The Dead House
by Dawn Kurtagich
Release Date: September 15th 2015
2015 Little, Brown Books for Young Readers
Ebook Edition; 419 Pages
Genre: Fiction / Young Adult / Horror
Source: Review copy from publisher
4 / 5 Stars
thriller, part-urban legend, this is an unsettling narrative made up of
diary entries, interview transcripts, film footage transcripts and
medical notes. Twenty-five years ago, Elmbridge High burned down. Three
people were killed and one pupil, Carly Johnson, disappeared. Now a
diary has been found in the ruins of the school. The diary belongs to
Kaitlyn Johnson, Carly’s identical twin sister.
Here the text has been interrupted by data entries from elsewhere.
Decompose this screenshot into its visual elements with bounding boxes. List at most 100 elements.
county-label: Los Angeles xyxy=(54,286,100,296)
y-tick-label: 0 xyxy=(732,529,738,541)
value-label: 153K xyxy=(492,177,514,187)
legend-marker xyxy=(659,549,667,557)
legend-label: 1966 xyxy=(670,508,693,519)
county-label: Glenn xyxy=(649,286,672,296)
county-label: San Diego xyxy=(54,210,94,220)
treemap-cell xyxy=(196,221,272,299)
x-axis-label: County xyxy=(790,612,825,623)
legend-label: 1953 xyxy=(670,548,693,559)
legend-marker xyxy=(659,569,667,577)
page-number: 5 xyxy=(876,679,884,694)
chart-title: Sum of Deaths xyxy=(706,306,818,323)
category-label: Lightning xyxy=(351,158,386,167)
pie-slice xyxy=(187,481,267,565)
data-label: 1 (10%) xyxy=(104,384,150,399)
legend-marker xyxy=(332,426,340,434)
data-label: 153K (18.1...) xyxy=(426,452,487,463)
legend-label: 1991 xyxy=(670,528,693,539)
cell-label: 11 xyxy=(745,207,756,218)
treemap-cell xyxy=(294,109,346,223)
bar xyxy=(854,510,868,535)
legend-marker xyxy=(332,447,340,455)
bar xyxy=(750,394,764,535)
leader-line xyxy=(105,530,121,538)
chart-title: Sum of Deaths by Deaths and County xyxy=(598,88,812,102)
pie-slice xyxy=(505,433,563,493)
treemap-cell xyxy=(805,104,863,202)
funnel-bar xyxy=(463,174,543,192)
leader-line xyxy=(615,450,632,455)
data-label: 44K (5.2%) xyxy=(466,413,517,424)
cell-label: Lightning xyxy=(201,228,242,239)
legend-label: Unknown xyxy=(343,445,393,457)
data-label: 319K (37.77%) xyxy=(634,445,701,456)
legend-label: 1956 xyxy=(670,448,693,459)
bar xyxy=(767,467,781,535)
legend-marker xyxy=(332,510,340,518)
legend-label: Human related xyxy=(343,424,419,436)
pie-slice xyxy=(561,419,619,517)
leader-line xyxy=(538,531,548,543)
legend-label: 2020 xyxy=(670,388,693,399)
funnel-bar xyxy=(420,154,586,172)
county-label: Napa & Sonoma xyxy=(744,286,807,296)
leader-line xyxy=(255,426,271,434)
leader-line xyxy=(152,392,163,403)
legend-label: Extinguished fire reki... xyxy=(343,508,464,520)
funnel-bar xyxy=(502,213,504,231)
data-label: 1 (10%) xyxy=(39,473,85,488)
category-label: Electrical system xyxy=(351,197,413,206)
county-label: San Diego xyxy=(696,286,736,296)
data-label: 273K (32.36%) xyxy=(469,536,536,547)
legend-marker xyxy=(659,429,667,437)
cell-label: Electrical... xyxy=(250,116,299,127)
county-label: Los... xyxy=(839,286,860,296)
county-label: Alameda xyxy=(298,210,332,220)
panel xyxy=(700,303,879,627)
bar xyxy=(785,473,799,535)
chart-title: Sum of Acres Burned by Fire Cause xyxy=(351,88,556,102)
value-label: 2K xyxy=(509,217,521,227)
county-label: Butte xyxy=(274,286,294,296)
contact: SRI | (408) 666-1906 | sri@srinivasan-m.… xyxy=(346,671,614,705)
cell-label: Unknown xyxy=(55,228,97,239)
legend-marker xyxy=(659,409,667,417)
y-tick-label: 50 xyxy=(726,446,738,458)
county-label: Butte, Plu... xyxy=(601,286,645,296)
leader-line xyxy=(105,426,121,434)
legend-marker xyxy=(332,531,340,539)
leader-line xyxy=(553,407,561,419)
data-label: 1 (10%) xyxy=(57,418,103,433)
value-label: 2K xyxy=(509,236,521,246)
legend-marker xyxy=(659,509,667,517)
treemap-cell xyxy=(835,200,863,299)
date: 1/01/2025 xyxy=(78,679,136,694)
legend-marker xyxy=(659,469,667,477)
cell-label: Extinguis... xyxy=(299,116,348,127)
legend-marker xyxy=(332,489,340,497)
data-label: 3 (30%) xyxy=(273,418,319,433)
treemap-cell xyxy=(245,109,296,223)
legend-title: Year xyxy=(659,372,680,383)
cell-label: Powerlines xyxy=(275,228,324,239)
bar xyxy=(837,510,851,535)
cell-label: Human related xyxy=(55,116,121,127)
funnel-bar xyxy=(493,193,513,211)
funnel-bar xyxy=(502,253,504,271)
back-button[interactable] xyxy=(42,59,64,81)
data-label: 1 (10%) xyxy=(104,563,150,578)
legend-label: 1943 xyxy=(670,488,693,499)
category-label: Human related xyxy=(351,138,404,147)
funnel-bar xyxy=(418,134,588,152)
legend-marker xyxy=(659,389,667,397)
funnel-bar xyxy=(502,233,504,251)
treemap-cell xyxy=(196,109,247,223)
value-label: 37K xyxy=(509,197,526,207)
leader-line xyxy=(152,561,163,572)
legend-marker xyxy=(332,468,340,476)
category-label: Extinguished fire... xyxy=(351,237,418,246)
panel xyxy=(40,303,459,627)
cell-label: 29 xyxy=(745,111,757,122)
But Carly didn’t have a
twin . . .
Re-opened police records, psychiatric reports,
transcripts of video footage and fragments of diary reveal a web of
deceit and intrigue, violence and murder, raising a whole lot more
questions than it answers.
Who was Kaitlyn and why did she only
appear at night? Did she really exist or was she a figment of a
disturbed mind? What were the illicit rituals taking place at the
school? And just what did happen at Elmbridge in the events leading up
to ‘the Johnson Incident’?
The Dead House is one of those books where I gave up trying to figure out what was going on about half way through the book and just went along for the ride. I figured I could spend my time thinking about it afterwards, once I had all the facts and know how it all played out. Unfortunately, it didn't quite work out that way as there are some things over which I am vacillating and I am still not sure exactly what I think, although I am leaning more towards the psychological aspects of this story, the dissociative identity disorder (DID). That doesn't make this book any less creepy however; in fact, to me it actually make the events far creepier if you remove the paranormal element and assume they are the result of mental illness.
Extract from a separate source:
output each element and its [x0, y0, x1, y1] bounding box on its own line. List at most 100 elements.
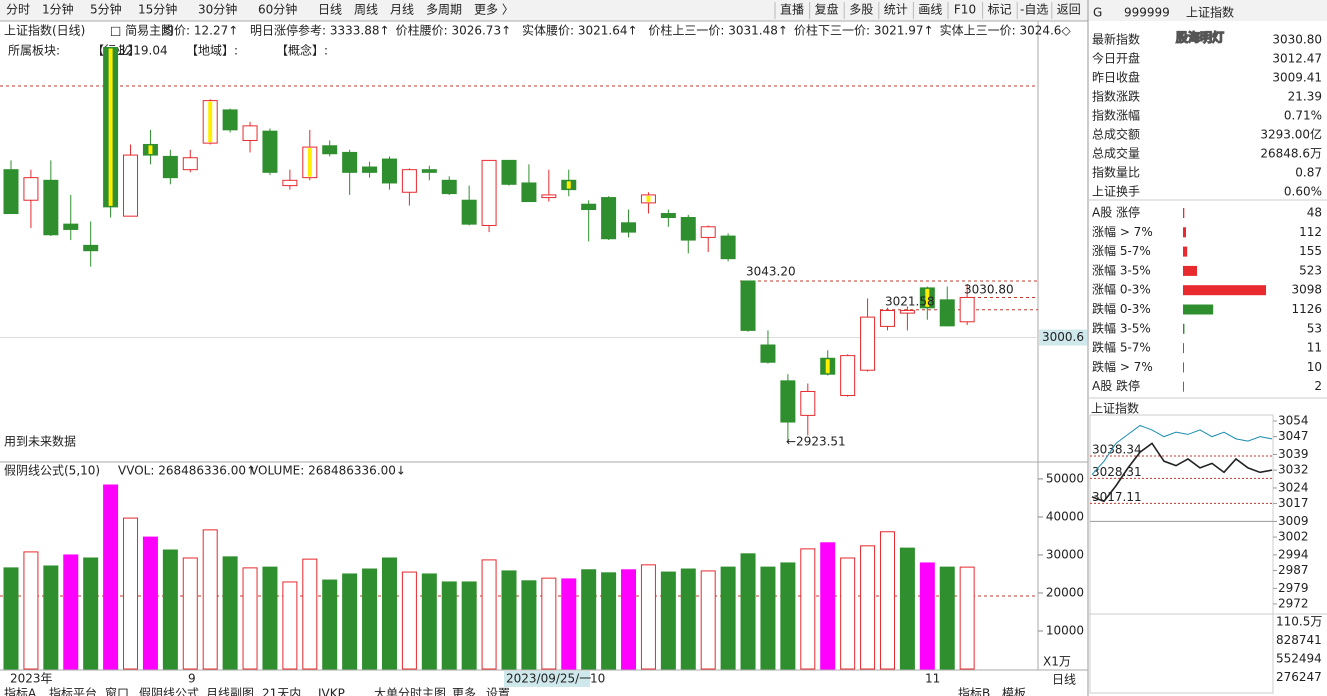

First of all, I have to say right from the beginning that I loved the way this book was written. Using journal entries, video footage (including creepy photos from said videos), transcripts of police interviews, emails, newspaper articles, etc..., the novel had a really twisty narrative to it that made it seem unreal. And because many of the journal entries and video clips were partially destroyed or without dates, they were put in sequence where the 'author' thought they should fit, so they could have been out of sequence. It made the novel seem a bit disjointed, but it was so much creepier this way. I thought the concept was quite brilliant. Looking back at the narrative, I also see how much was manipulated by the author; in one sense we get these clinical interviews with the psychologist and the police officer, and in the other sense, we have these very emotional journal entries by the principal character, both of which are very effective in drawing you in and making you empathize with Kaitlyn, trying to remove your objectivity. It took quite a bit of effort on my part to look at events more objectively in order to try and figure them out.
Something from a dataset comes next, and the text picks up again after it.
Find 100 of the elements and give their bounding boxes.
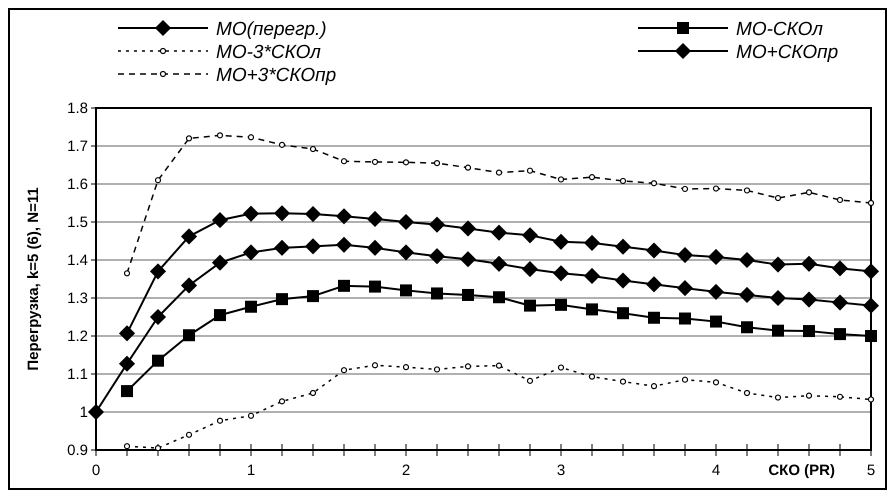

The story itself however, does require some suspension of belief, but that will depend on which side you take, the paranormal or the psychological. I did feel at times that the author was withholding a bit too much information and there were some things I really wanted to know. For example, I would have liked to have a clearer picture of the death of Kaitlyn and Carly's parents and a bit more background on that. While I have a good idea as to what happened, it's just what I pieced together and it may be completely different from what others perceived. And while the events built up rather nicely, I wasn't completely crazy over the ending as I just felt like there were too many loose ends, or some things were learned a bit too late, taking away from that great creepy feeling that existed earlier in the book. Nothing about the earlier parts of the book felt rushed, just a great building up of tension, and although I figured out the antagonist quite early, it really didn't matter as the focus was on Kaitlyn and Carly. Don't get me wrong; I am always complaining that books do too much thinking for their readers so I love the fact that this is what I call a 'thinking' book, but there are some things a reader just cannot figure out without some help from the author.
The Dead House contains quite a lot of ambiguity in it, but that's one of its strengths. It's very unsettling and perturbing because it makes you think; you spend the entire book wondering if you are reading a paranormal novel or a psychological one, and the answers, unfortunately, are not given to you easily. Is Kaitlyn simply seriously mentally unstable, or is she experiencing a serious paranormal experience? I did think the ending wrapped up too quickly for the nice buildup we got throughout the novel, and I wasn't crazy about the romance as I felt it didn't really fit into the story. And the so-called evil person twist at the end was a dead giveaway because of the romance. I would also like to see a novel where the psychologist gets a good deal in the story instead of always being the bad guy. Most of the them are not incompetent or inadequate at their jobs. In any case, this is one you should go into knowing very little about and decide for yourself what you think. It's interesting, to say the least.